Hangboarding (Intermediate, Advanced)
Hangboarding is a tried and tested technique with many different exercises to be done for intermediates and more advanced climbers. Beginners should not attempt this until they’ve gained a significant amount of grip strength to make sure they don’t incur any injuries. Usually, after around 3-6 months worth of climbing a beginner will be able to hangboard in some form. I’ve tried many types of hangboards, but I’ve found the cheaper ones that give the best results and have included them in my recommended hangboards page along with an exercise, an explanation of how to hangboard, and more information you might be interested in.
Campusing On Crimps / Hangboards (Advanced)
Campus climbing on hangboards or small crimpy holds for a significant amount of time should only really be attempted by more advanced climbers, as this can cause injuries on fingers/forearms that aren’t ready for more long-term load. However, advanced climbers can really increase their finger strength by doing this.
Do You Need to Be Stronger for Outdoor Bouldering or Indoor?
Usually you’ll need to be stronger for outdoor bouldering, because there are more slopers and crimpy holds. However, this does depend on the type of climb you choose for your attempt whether indoor or outdoor. There can be some indoor climbs that feel a lot harder than your average outdoor climb because of the addition of slopers.
Slopers are holds that are more rounded and usually quite large. The name is given to them because they generally slope away from the wall and have no edge for your fingers to grip on. You’ll generally see them on problems aimed at more advanced climbers, both indoor and outdoor. Having better finger strength will help you grip onto slopers. Generally, slopers made of resin can be harder to grip than those made of stone, which is why they’re considered harder indoors than outdoors.
What Other Physical Areas Do You Need to Be Strong in When Bouldering?
Other areas you need to be strong in are your upper back, core, and shoulders. These are some of the main muscular groups you’re going to be using throughout your bouldering session, along with grip strength.

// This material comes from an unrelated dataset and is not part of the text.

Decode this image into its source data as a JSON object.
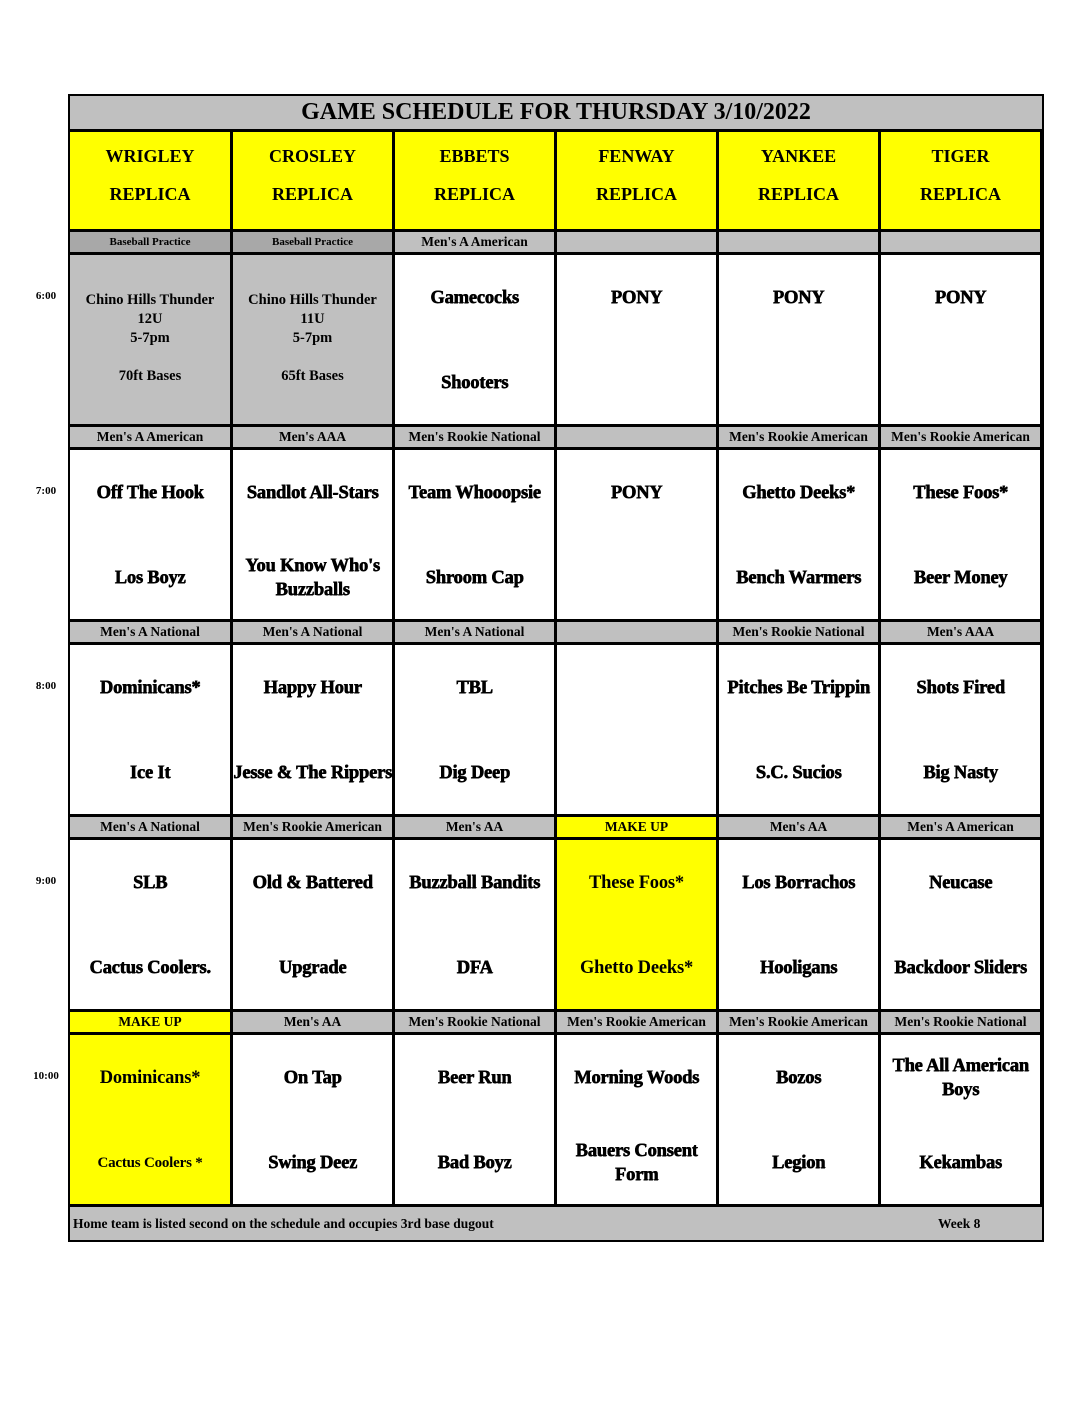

The main back muscle used when climbing is the latissimus dorsi, aka the lats. The lats are the big, wing-shaped muscles on the side of your back and are used whenever you do a pull up.
The core helps you balance, keep your centre of gravity, and generally transition from one area of the wall to the other. Your core includes your abdominal muscles and obliques, and it’s used a lot more than you might think when climbing.
The posterior deltoids are the main muscles climbing targets in your shoulders. These assist your lats when you pull yourself up or towards the climbing wall.
Does Bouldering Make You Strong?
Bouldering makes you stronger for bouldering, climbing, and possibly pull up related exercises. However, it won’t make you a bodybuilder any time soon, nor will it have you dead lifting or bench-pressing a large amount of weight. Bouldering regularly will give you muscular endurance and general strength in the areas that are good for bouldering, but if you’re already muscly, you may get weaker in other areas.
Do you need to be stronger for bouldering or sport climbing? Bouldering is harder than sport climbing for those that lack finger strength, or upper body strength.